You could verify this by checking the number of open handles in "/proc/<pid>/fd" after your process is wedged.







<Insert normal disclaimers about suggested use of a depreciated feature>
-----Original Message-----
From: sqlite-users [mailto:sqlite-users-boun...@mailinglists.sqlite.org]
On Behalf Of Kevin O'Gorman
Sent: Friday, August 05, 2016 3:41 PM
To: SQLite mailing list
Subject: Re: [sqlite] newbie has waited days for a DB build to complete.
what's up with this.

On Fri, Aug 5, 2016 at 12:30 PM, Igor Korot <ikoro...@gmail.com> wrote:

Hi, Kevin,

On Fri, Aug 5, 2016 at 3:18 PM, Kevin O'Gorman <kevinogorm...@gmail.com>
wrote:
Okay, I followed some of the advice y'all gave and got some results.

1. The original problem was compromised by malformed input.  However,
it
appears that did not cause the wedging of the process.  See (3) below.
Where are the data will come?
 From the user? Internet?

What I'm getting at is - you need to look for some malformed data in
the future as well.

I generate it.  I goofed, and I'll try not to goof in the future.


2. I separated the steps, and started small.  Time increased slightly
sub-linearly with dataset size, so I jumped to doing the whole thing.
With
proper input, the data was loaded in 68 minutes.

3. The CREATE INDEX steps failed quickly (2 minutes), reporting
"database
or disk is full" which seemed odd since most of my partitions have much
more free space than the entire database.  It turns out that whatever
does
the creation was using space on my root partition (this is Linux, so
that
means "/").  That's the only partition in my setup without a huge
amount
of
free space.  On would expect temporary stuff to go to /tmp (which has
3TB
free), but it doesn't go there.  I would go there if the system's
native
"sort" program were used.  Fortunately, it turns out that the TMPDIR
environment variable is honored, but while I could see space was being
used, there were no files visible.  I take that to mean that the
tmpfile()
function (or equivalent) was used.  This could be a bad idea for large
indexes because anonymous files have to be kept open, and there's a
limit
on the number of files that can be open at a time, around 1,000.  Sure
enough, the index creation appears to be wedged like the original run,
and
after a few hours I killed it manually.  This is a deal-killer.
The failure you saw - is it on the table with the complete data set?
Or you got it during the experimenting?

Only on the complete data set.

So the questions are: Where do bug reports go?  I seem to be running
3.8.2;
is this fixed in any later version?
You can try the "3.14" pre-released one right now. ;-)

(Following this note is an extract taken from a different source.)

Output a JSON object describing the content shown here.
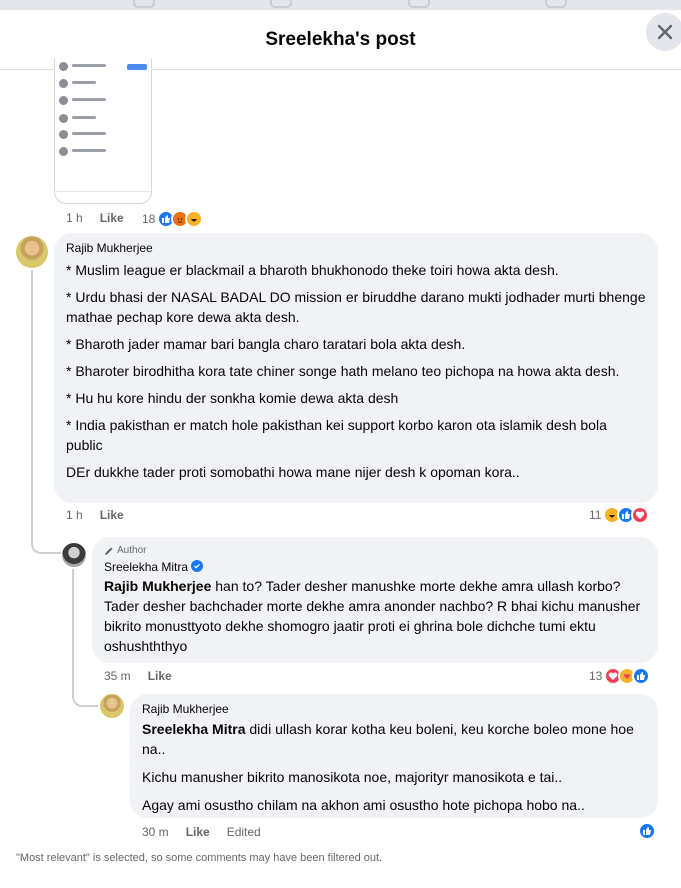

Meh.  I submitted a bug report to this list.  I'll see what happens.


Thank you.


On Thu, Aug 4, 2016 at 9:27 AM, Kevin O'Gorman <
kevinogorm...@gmail.com>
wrote:

The metric for feasability is coding ease, not runtime.  I'm the
bottleneck, not the machine, at least at this point.

As for adding rows, it will be about like this time: a billion or so
at
a
time.  But there's no need to save the old data.  Each round can be
separate except for a persistent "solutions" table of much more modest
size.  I've been doing this for a while now, and the solutions file
has
only 10 million or so lines, each representing a game position for
which
optimum moves are known.  Getting this file to include the starting
position is the point of the exercise.

If I ever get to anything like "production" in this project, I expect
it
to run for maybe three years...  That's after I tweak it for speed.

Background: in production, this will be running on a dual-Xeon with 16
cores (32 hyperthreads) and 1/4 TiB RAM.  It has sequential file
update
through Linux flock() calls at the moment.  The code is bash gluing
together a collection of UNIX utilities and some custom C code.  The C
is
kept as simple as possible, to minimize errors.

As you may surmise, this "hobby" is important to me.


On Thu, Aug 4, 2016 at 9:09 AM, R Smith <rsm...@rsweb.co.za> wrote:


On 2016/08/04 5:56 PM, Kevin O'Gorman wrote:

On Thu, Aug 4, 2016 at 8:29 AM, Dominique Devienne <
ddevie...@gmail.com>
wrote:


It's even less dense than that.  Each character has only 3 possible
values,
and thus it's pretty easy to compress down to 2 bits each, for a 16
byte
blob.
It's just hard to do that without a bunch of SQLite code I'd have to
learn
how to write.  The current effort amounts to a feasibility study,
and
I
want
to keep it as simple as possible.

A feasibility study using equipment that are hamstrung by weights
they
won't have in the real situation is not an accurate study.

It's like studying fuel consumption on a different kind of road
surface,
but for the test purposes, the cars had to tow caravans containing
their
testing equipment - the study will not look feasible at all.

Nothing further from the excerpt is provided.